Is the selection truly random?
Each shake selects uniformly at random from all 20 responses using crypto.getRandomValues() with rejection sampling. There is no weighting, bias, or pattern — over many shakes each response should appear approximately 5% of the time. The selection is independent of your question text.
Why are there 10 affirmative responses but only 5 negative?

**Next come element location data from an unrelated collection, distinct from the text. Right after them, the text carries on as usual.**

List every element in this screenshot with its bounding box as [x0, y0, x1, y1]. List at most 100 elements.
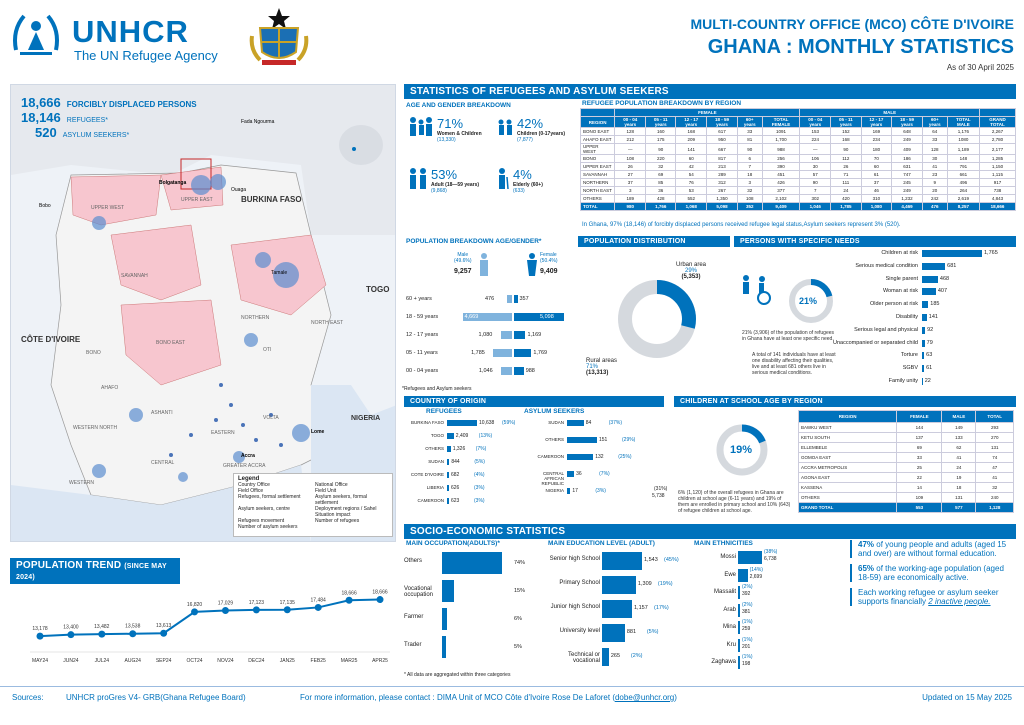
trend-value-label: 16,820 — [187, 602, 203, 608]
map-label-ahafo: AHAFO — [101, 385, 119, 391]
table-cell: KASSENA — [797, 482, 898, 493]
region-table-header: 12 - 17 years — [675, 116, 708, 128]
needs-value: 468 — [939, 275, 950, 282]
occupation-label: Farmer — [404, 614, 424, 620]
ethnicity-row: Kru (1%) 201 — [692, 637, 826, 655]
table-cell: 1,285 — [978, 154, 1017, 163]
urban-pct: 29% — [685, 268, 698, 274]
th-male: MALE — [799, 108, 980, 117]
map-label-upper-west: UPPER WEST — [91, 205, 125, 211]
pyramid-female-bar — [514, 331, 526, 339]
ethnicity-label: Mossi — [720, 554, 736, 560]
table-cell: 302 — [799, 194, 832, 203]
fact-2: 65% of the working-age population (aged … — [850, 564, 1016, 582]
map-label-greater-accra: GREATER ACCRA — [223, 463, 266, 469]
socio-title: SOCIO-ECONOMIC STATISTICS — [404, 524, 1016, 539]
needs-bar — [922, 352, 925, 360]
women-children-pct: 71% — [437, 116, 464, 131]
table-cell: 270 — [975, 432, 1014, 443]
map-label-eastern: EASTERN — [211, 430, 235, 436]
map-label-western-north: WESTERN NORTH — [73, 425, 118, 431]
table-cell: 249 — [891, 186, 923, 195]
region-table-header: TOTAL MALE — [946, 116, 980, 128]
ethnicity-bar — [738, 656, 740, 669]
origin-row: CENTRAL AFRICAN REPUBLIC 36 (7%) — [524, 469, 670, 486]
origin-pct: (37%) — [608, 420, 623, 426]
female-label: Female — [540, 252, 557, 258]
origin-bar — [447, 446, 451, 452]
school-block: 19% 6% (1,120) of the overall refugees i… — [674, 408, 1016, 520]
origin-value: 844 — [451, 459, 460, 465]
trend-value-label: 17,123 — [249, 600, 265, 606]
education-bar — [602, 552, 642, 570]
table-cell: 310 — [860, 194, 893, 203]
origin-row: TOGO 2,409 (13%) — [404, 431, 522, 444]
occupation-row: Others 74% — [404, 552, 534, 578]
education-bar — [602, 648, 609, 666]
origin-block: REFUGEES ASYLUM SEEKERS BURKINA FASO 10,6… — [404, 408, 670, 518]
table-cell: 224 — [799, 135, 832, 144]
table-cell: 144 — [896, 422, 943, 433]
table-cell: — — [614, 143, 647, 155]
male-icon — [480, 253, 488, 276]
needs-label: Family unity — [888, 377, 918, 384]
origin-bar — [567, 437, 597, 443]
female-pct: (50.4%) — [540, 258, 558, 264]
school-table-wrap: REGION FEMALE MALE TOTAL BAWKU WEST 144 149 29… — [797, 410, 1014, 513]
logo-text: UNHCR — [72, 14, 189, 49]
trend-value-label: 17,029 — [218, 600, 234, 606]
origin-label: COTE D'IVOIRE — [410, 472, 444, 477]
contact-end: ) — [674, 693, 677, 702]
pyramid-female-value: 357 — [519, 296, 529, 302]
origin-bar — [567, 454, 594, 460]
table-cell: 289 — [706, 170, 738, 179]
legend-item: National Office — [315, 482, 348, 488]
origin-label: OTHERS — [425, 446, 444, 451]
ethnicity-row: Mossi (38%) 6,738 — [692, 549, 826, 567]
occupation-bar — [442, 580, 455, 602]
ethnicity-value: 381 — [742, 608, 751, 615]
table-cell: GRAND TOTAL — [797, 502, 898, 513]
table-cell: 108 — [614, 154, 647, 163]
pyramid-row: 05 - 11 years 1,785 1,769 — [404, 346, 574, 364]
trend-point — [345, 596, 353, 604]
trend-point — [283, 606, 291, 614]
pyramid-male-bar — [462, 313, 512, 321]
table-cell: 62 — [941, 442, 977, 453]
origin-pct: (29%) — [622, 437, 636, 443]
pyramid-row: 00 - 04 years 1,046 988 — [404, 364, 574, 382]
table-cell: 41 — [941, 452, 977, 463]
map-label-burkina: BURKINA FASO — [241, 195, 302, 204]
needs-bar — [922, 301, 929, 309]
pyramid-female-value: 1,769 — [533, 350, 548, 356]
contact-email-link[interactable]: dobe@unhcr.org — [614, 693, 675, 702]
ethnicity-value: 6,738 — [764, 556, 777, 562]
legend-title: Legend — [238, 476, 260, 482]
specific-needs-block: 21% 21% (3,906) of the population of ref… — [734, 248, 1016, 396]
origin-row: COTE D'IVOIRE 682 (4%) — [404, 470, 522, 483]
pyramid-male-bar — [506, 295, 512, 303]
origin-row: BURKINA FASO 10,638 (59%) — [404, 418, 522, 431]
asylum-label: ASYLUM SEEKERS* — [62, 132, 130, 139]
table-cell: 60 — [675, 154, 708, 163]
th-blank — [579, 108, 616, 117]
pop-dist-title: POPULATION DISTRIBUTION — [578, 236, 730, 247]
trend-month-label: OCT24 — [186, 658, 202, 664]
origin-pct: (3%) — [595, 488, 606, 494]
trend-value-label: 13,538 — [125, 624, 141, 630]
urban-label: Urban area — [676, 262, 707, 268]
origin-label: TOGO — [430, 433, 444, 438]
needs-value: 407 — [937, 288, 948, 295]
region-table-header: 00 - 04 years — [799, 116, 832, 128]
page-title: GHANA : MONTHLY STATISTICS — [707, 36, 1014, 58]
trend-value-label: 17,484 — [311, 597, 327, 603]
table-row: OTHERS 109 131 240 — [797, 492, 1014, 503]
unhcr-emblem-icon — [13, 14, 59, 55]
fact-3: Each working refugee or asylum seeker su… — [850, 588, 1016, 606]
updated-date: Updated on 15 May 2025 — [922, 693, 1012, 702]
table-cell: 212 — [614, 135, 647, 144]
table-cell: 240 — [975, 492, 1014, 503]
ethnicity-value: 2,699 — [749, 573, 763, 580]
table-cell: 24 — [830, 186, 862, 195]
education-row: Technical or vocational 265 (2%) — [540, 648, 688, 670]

That is the original distribution from Mattel's physical toy. Out of 20 responses, 10 are positive, 5 are non-committal, and 5 are negative — giving the ball a statistical bias toward favorable outcomes. This tool preserves the original set exactly.
Is my question stored or sent anywhere?
No. The question field is purely local — it is never transmitted, logged, or included in any analytics payload. All processing happens client-side. The history tab stores your recent answers in memory only and clears on page reload; nothing is written to local storage.
Does it work offline?
After the initial page load, the tool works fully offline. All 20 responses and the randomization logic are embedded in the page — no server communication is needed to shake the ball.
Can I embed this on my own site?
An iframe embed is available. Append ?embed=1 to the page URL and the tool renders without site chrome — showing only the ball, question input, and controls. Recommended dimensions are 480 × 560 px, though the layout adapts to any size.
Does shaking my phone trigger the ball?
On supported Android devices it works automatically. On iOS 13+, the DeviceMotion API requires an explicit permission grant — after your first tap, a prompt asks whether to enable physical shaking. If you decline, the button and tap-to-shake interaction continue to work normally.